Yale Cancer Outcomes, Public Policy and Effectiveness Research (COPPER) Center, New Haven, CT.
Yale University, New Haven, CT.
JCO Clin Cancer Inform. 2024 Sep;8:e2400134. doi: 10.1200/CCI.24.00134.
Data on end-of-life care (EOLC) quality, assessed through evidence-based quality measures (QMs), are difficult to obtain. Natural language processing (NLP) enables efficient quality measurement and is not yet used for children with serious illness. We sought to validate a pediatric-specific EOLC-QM keyword library and evaluate EOLC-QM attainment among childhood cancer decedents.
In a single-center cohort of children with cancer who died between 2014 and 2022, we piloted a rule-based NLP approach to examine the content of clinical notes in the last 6 months of life. We identified documented discussions of five EOLC-QMs: goals of care, limitations to life-sustaining treatments (LLST), hospice, palliative care consultation, and preferred location of death. We assessed performance of NLP methods, compared with gold standard manual chart review. We then used NLP to characterize proportions of decedents with documented EOLC-QM discussions and timing of first documentation relative to death.
Among 101 decedents, nearly half were minorities (Hispanic/Latinx [24%], non-Hispanic Black/African American [20%]), female (48%), or diagnosed with solid tumors (43%). Through iterative refinement, our keyword library achieved robust performance statistics (for all EOLC-QMs, F1 score = 1.0). Most decedents had documented discussions regarding goals of care (83%), LLST (83%), and hospice (74%). Fewer decedents had documented discussions regarding palliative care consultation (49%) or preferred location of death (36%). For all five EOLC-QMs, first documentation occurred, on average, >30 days before death.
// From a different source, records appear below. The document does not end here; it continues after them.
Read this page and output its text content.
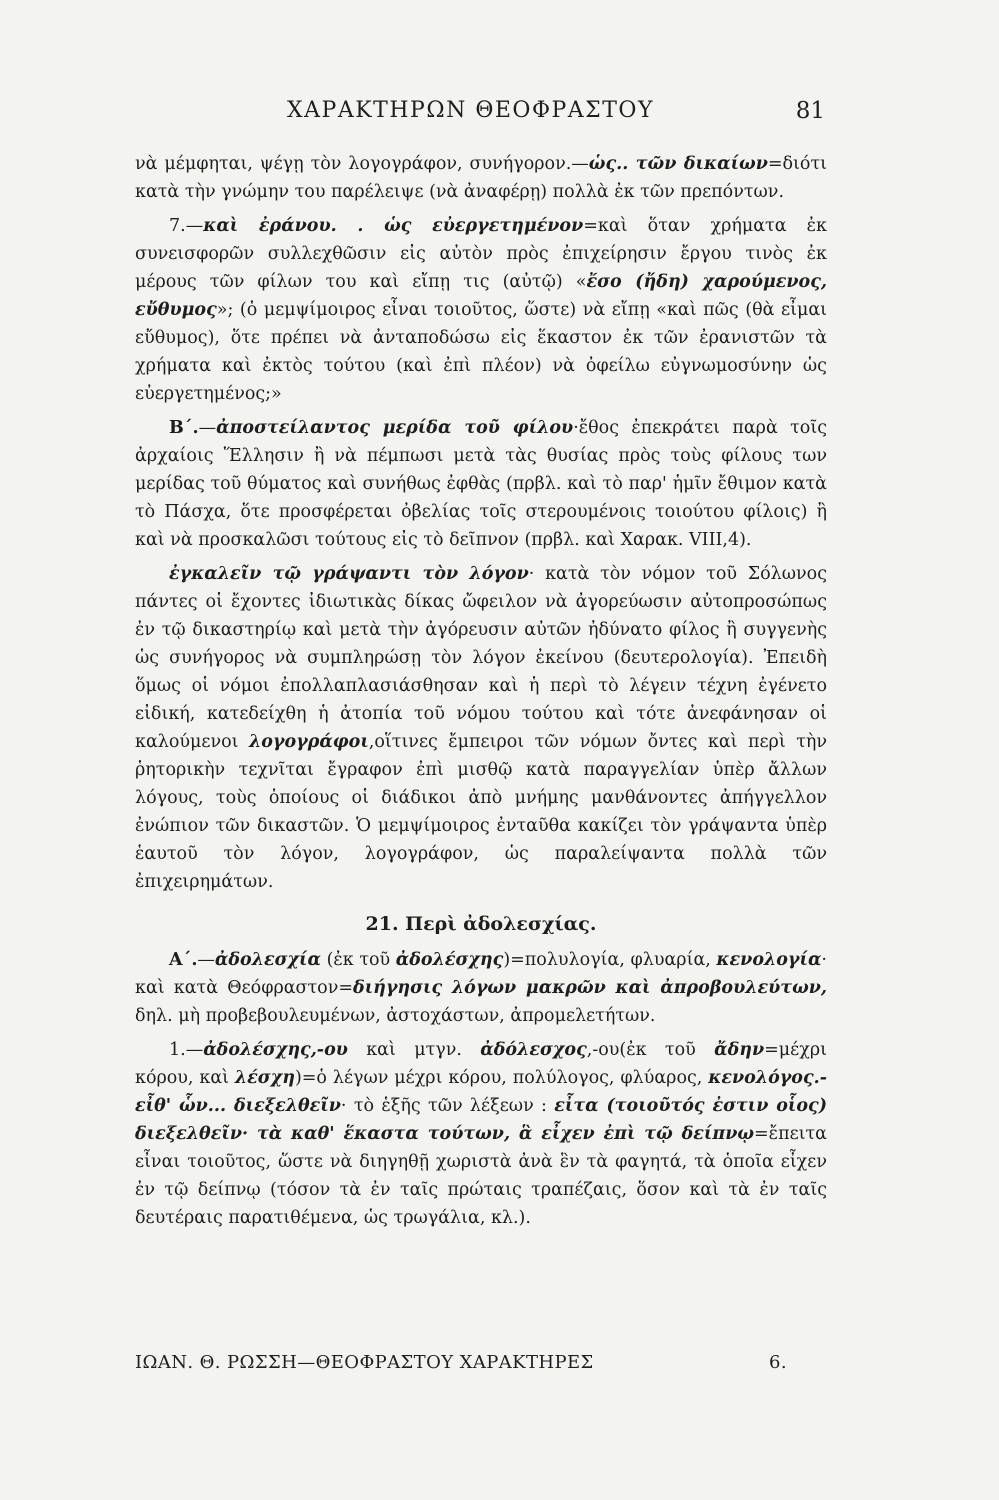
ΧΑΡΑΚΤΗΡΩΝ ΘΕΟΦΡΑΣΤΟΥ	81

νὰ μέμφηται, ψέγῃ τὸν λογογράφον, συνήγορον.—ὡς.. τῶν δικαίων=διότι κατὰ τὴν γνώμην του παρέλειψε (νὰ ἀναφέρῃ) πολλὰ ἐκ τῶν πρεπόντων.

7.—καὶ ἐράνου. . ὡς εὐεργετημένον=καὶ ὅταν χρήματα ἐκ συνεισφορῶν συλλεχθῶσιν εἰς αὐτὸν πρὸς ἐπιχείρησιν ἔργου τινὸς ἐκ μέρους τῶν φίλων του καὶ εἴπῃ τις (αὐτῷ) «ἔσο (ἤδη) χαρούμενος, εὔθυμος»; (ὁ μεμψίμοιρος εἶναι τοιοῦτος, ὥστε) νὰ εἴπῃ «καὶ πῶς (θὰ εἶμαι εὔθυμος), ὅτε πρέπει νὰ ἀνταποδώσω εἰς ἕκαστον ἐκ τῶν ἐρανιστῶν τὰ χρήματα καὶ ἐκτὸς τούτου (καὶ ἐπὶ πλέον) νὰ ὀφείλω εὐγνωμοσύνην ὡς εὐεργετημένος;»

Β΄.—ἀποστείλαντος μερίδα τοῦ φίλου·ἔθος ἐπεκράτει παρὰ τοῖς ἀρχαίοις Ἕλλησιν ἢ νὰ πέμπωσι μετὰ τὰς θυσίας πρὸς τοὺς φίλους των μερίδας τοῦ θύματος καὶ συνήθως ἐφθὰς (πρβλ. καὶ τὸ παρ' ἡμῖν ἔθιμον κατὰ τὸ Πάσχα, ὅτε προσφέρεται ὀβελίας τοῖς στερουμένοις τοιούτου φίλοις) ἢ καὶ νὰ προσκαλῶσι τούτους εἰς τὸ δεῖπνον (πρβλ. καὶ Χαρακ. VIII,4).

ἐγκαλεῖν τῷ γράψαντι τὸν λόγον· κατὰ τὸν νόμον τοῦ Σόλωνος πάντες οἱ ἔχοντες ἰδιωτικὰς δίκας ὤφειλον νὰ ἀγορεύωσιν αὐτοπροσώπως ἐν τῷ δικαστηρίῳ καὶ μετὰ τὴν ἀγόρευσιν αὐτῶν ἠδύνατο φίλος ἢ συγγενὴς ὡς συνήγορος νὰ συμπληρώσῃ τὸν λόγον ἐκείνου (δευτερολογία). Ἐπειδὴ ὅμως οἱ νόμοι ἐπολλαπλασιάσθησαν καὶ ἡ περὶ τὸ λέγειν τέχνη ἐγένετο εἰδική, κατεδείχθη ἡ ἀτοπία τοῦ νόμου τούτου καὶ τότε ἀνεφάνησαν οἱ καλούμενοι λογογράφοι,οἵτινες ἔμπειροι τῶν νόμων ὄντες καὶ περὶ τὴν ῥητορικὴν τεχνῖται ἔγραφον ἐπὶ μισθῷ κατὰ παραγγελίαν ὑπὲρ ἄλλων λόγους, τοὺς ὁποίους οἱ διάδικοι ἀπὸ μνήμης μανθάνοντες ἀπήγγελλον ἐνώπιον τῶν δικαστῶν. Ὁ μεμψίμοιρος ἐνταῦθα κακίζει τὸν γράψαντα ὑπὲρ ἑαυτοῦ τὸν λόγον, λογογράφον, ὡς παραλείψαντα πολλὰ τῶν ἐπιχειρημάτων.

21. Περὶ ἀδολεσχίας.

Α΄.—ἀδολεσχία (ἐκ τοῦ ἀδολέσχης)=πολυλογία, φλυαρία, κενολογία· καὶ κατὰ Θεόφραστον=διήγησις λόγων μακρῶν καὶ ἀπροβουλεύτων, δηλ. μὴ προβεβουλευμένων, ἀστοχάστων, ἀπρομελετήτων.

1.—ἀδολέσχης,-ου καὶ μτγν. ἀδόλεσχος,-ου(ἐκ τοῦ ἄδην=μέχρι κόρου, καὶ λέσχη)=ὁ λέγων μέχρι κόρου, πολύλογος, φλύαρος, κενολόγος.- εἶθ' ὧν... διεξελθεῖν· τὸ ἑξῆς τῶν λέξεων : εἶτα (τοιοῦτός ἐστιν οἷος) διεξελθεῖν· τὰ καθ' ἕκαστα τούτων, ἃ εἶχεν ἐπὶ τῷ δείπνῳ=ἔπειτα εἶναι τοιοῦτος, ὥστε νὰ διηγηθῇ χωριστὰ ἀνὰ ἓν τὰ φαγητά, τὰ ὁποῖα εἶχεν ἐν τῷ δείπνῳ (τόσον τὰ ἐν ταῖς πρώταις τραπέζαις, ὅσον καὶ τὰ ἐν ταῖς δευτέραις παρατιθέμενα, ὡς τρωγάλια, κλ.).

ΙΩΑΝ. Θ. ΡΩΣΣΗ—ΘΕΟΦΡΑΣΤΟΥ ΧΑΡΑΚΤΗΡΕΣ	6.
A high proportion of decedents attained specified EOLC-QMs more than 30 days before death. Our findings indicate that NLP is a feasible approach to measuring quality of care for children with cancer at the end of life and is ripe for multi-center research and quality improvement.
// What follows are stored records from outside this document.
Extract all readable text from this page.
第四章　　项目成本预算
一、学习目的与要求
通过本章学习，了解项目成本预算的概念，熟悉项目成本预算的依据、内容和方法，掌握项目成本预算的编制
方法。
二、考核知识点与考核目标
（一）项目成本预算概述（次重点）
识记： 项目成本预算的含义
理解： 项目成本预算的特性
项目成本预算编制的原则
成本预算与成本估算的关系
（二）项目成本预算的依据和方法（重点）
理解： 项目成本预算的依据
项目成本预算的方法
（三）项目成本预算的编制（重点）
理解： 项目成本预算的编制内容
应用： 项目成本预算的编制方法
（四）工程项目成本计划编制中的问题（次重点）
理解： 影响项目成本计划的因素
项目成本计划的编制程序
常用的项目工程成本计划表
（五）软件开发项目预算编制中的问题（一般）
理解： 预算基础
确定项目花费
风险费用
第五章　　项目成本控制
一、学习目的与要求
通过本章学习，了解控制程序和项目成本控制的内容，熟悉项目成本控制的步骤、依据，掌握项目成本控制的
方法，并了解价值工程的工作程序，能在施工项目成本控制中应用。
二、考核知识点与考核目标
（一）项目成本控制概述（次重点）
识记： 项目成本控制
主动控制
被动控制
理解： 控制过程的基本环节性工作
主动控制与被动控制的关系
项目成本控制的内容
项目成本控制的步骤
通过基于证据的质量指标(QMs)评估临终关怀(EOLC)质量的数据难以获得。自然语言处理(NLP)可实现高效的质量测量,尚未用于患有严重疾病的儿童。我们试图验证一个儿科特定的 EOLC-QM 关键词库,并评估儿童癌症死亡患者的 EOLC-QM 达标情况。
在 2014 年至 2022 年间死于癌症的单中心儿童队列中,我们对基于规则的 NLP 方法进行了试点,以检查生命最后 6 个月的临床记录内容。我们确定了五个 EOLC-QM 的记录讨论:治疗目标、对维持生命治疗的限制、临终关怀、姑息治疗咨询和死亡首选地点。我们评估了 NLP 方法的性能,并与金标准手动图表审查进行了比较。然后,我们使用 NLP 来描述记录有 EOLC-QM 讨论的死者比例以及首次记录相对于死亡的时间。
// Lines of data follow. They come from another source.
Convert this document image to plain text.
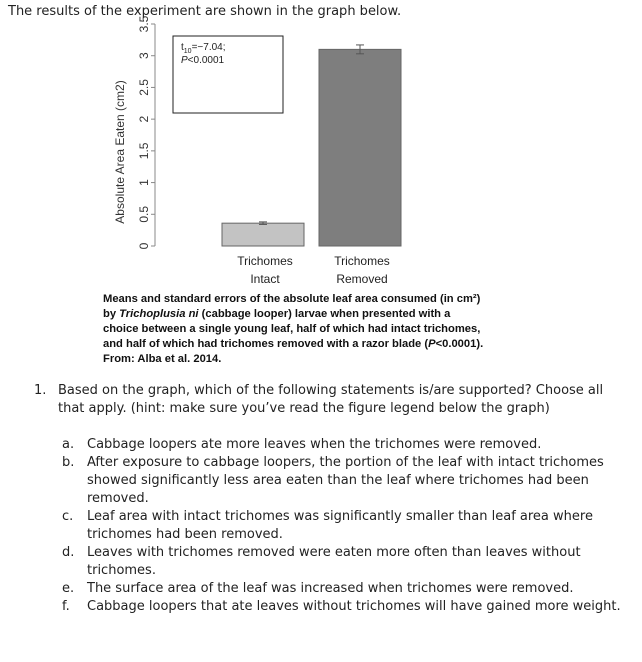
The results of the experiment are shown in the graph below.
Absolute Area Eaten (cm2)
0
0.5
1
1.5
2
2.5
3
3.5
Trichomes
Intact
Trichomes
Removed
$t_{10}=-7.04$;
P<0.0001
Means and standard errors of the absolute leaf area consumed (in cm²)
by Trichoplusia ni (cabbage looper) larvae when presented with a
choice between a single young leaf, half of which had intact trichomes,
and half of which had trichomes removed with a razor blade (P<0.0001).
From: Alba et al. 2014.
1. Based on the graph, which of the following statements is/are supported? Choose all that apply. (hint: make sure you’ve read the figure legend below the graph)
a. Cabbage loopers ate more leaves when the trichomes were removed.
b. After exposure to cabbage loopers, the portion of the leaf with intact trichomes showed significantly less area eaten than the leaf where trichomes had been removed.
c. Leaf area with intact trichomes was significantly smaller than leaf area where trichomes had been removed.
d. Leaves with trichomes removed were eaten more often than leaves without trichomes.
e. The surface area of the leaf was increased when trichomes were removed.
f. Cabbage loopers that ate leaves without trichomes will have gained more weight.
在 101 名死者中,近一半是少数民族(西班牙裔/拉丁裔[24%]、非西班牙裔黑人/非裔美国人[20%])、女性(48%)或诊断为实体瘤(43%)。通过迭代改进,我们的关键词库实现了稳健的性能统计数据(所有 EOLC-QM 的 F1 得分为 1.0)。大多数死者都有关于治疗目标(83%)、维持生命治疗限制(83%)和临终关怀(74%)的记录讨论。关于姑息治疗咨询(49%)或死亡首选地点(36%)的记录讨论较少。对于所有五个 EOLC-QM,首次记录平均在死亡前 30 天以上。
大多数死者在死亡前 30 多天达到了特定的 EOLC-QM。我们的研究结果表明,NLP 是一种可行的方法,可以衡量生命末期儿童癌症患者的护理质量,非常适合进行多中心研究和质量改进。